| We've thought a lot about this one. It's a good idea for usability - agree with you there - but there are some development complexities that make it hard for other reasons. We spent a considerable amount of time two years ago developing Excel extensions for our spreadsheet-version-control product. It was... not ideal from a development perspective. The benefits of being in Excel (it has all the features!) is also the cost of being in Excel (you have to support all the features!). This means v1 of the extension you describe with either have to be non-functional on most of these power tools you mention, or we'd need to spent years building in stealth mode before launching something fully working (and I'm not even sure we ever could get there... Excel is... literally so big). Also, the actual extension points for Excel are not as fully-featured as you might think! In practice, we'd likely have to gate much of Excel's functionality to get an extension that actually works -- there are some hard limits to what you can extend, further making it really hard to actually support these power tools in practice. Also, for the sake of our users, we love being in a Python development environment!

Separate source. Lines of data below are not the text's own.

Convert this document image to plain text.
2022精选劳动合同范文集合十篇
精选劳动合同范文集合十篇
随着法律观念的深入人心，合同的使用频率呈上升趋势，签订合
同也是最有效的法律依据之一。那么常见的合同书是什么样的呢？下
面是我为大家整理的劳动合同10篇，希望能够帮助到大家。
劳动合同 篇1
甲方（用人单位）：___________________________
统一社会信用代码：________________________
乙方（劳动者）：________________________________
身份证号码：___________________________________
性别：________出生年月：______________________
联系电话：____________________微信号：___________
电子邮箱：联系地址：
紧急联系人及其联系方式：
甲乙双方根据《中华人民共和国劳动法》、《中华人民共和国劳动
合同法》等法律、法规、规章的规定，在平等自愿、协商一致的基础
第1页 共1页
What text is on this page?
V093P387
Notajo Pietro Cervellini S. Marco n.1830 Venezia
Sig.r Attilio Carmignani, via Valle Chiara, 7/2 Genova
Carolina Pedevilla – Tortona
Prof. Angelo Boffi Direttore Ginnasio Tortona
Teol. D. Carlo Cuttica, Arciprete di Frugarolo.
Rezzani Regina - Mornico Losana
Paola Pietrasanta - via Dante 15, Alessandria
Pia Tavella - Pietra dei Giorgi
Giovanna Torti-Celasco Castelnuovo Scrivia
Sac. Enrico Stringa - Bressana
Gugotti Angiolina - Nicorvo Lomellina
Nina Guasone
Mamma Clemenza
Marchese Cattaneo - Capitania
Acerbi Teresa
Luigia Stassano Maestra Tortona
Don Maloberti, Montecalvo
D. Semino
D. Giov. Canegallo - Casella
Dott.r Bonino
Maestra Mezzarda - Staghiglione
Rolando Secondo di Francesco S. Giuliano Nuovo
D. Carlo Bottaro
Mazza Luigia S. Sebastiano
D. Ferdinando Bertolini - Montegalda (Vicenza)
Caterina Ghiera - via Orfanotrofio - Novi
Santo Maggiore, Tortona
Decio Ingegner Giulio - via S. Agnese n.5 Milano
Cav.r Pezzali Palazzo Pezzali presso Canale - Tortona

In practice, many of our users move really fluidly back and forth between writing Python and editing a Mito spreadsheet. Effectively - bring a spreadsheet in for what it's good at, when you want it. We'll keep considering this one, though -- I have a _feeling_ Microsoft might make some Python moves in Excel the next few years... :) |
So here’s the thing. You develop once, people use many.
So the point of dev is to do the not ideal things so the many users don’t have to. Suck it up so users have it easy. Software that doesn’t make users change, that doesn’t get in the way of a career of learning to bend Excel to their will, they’ll throw money at you for that.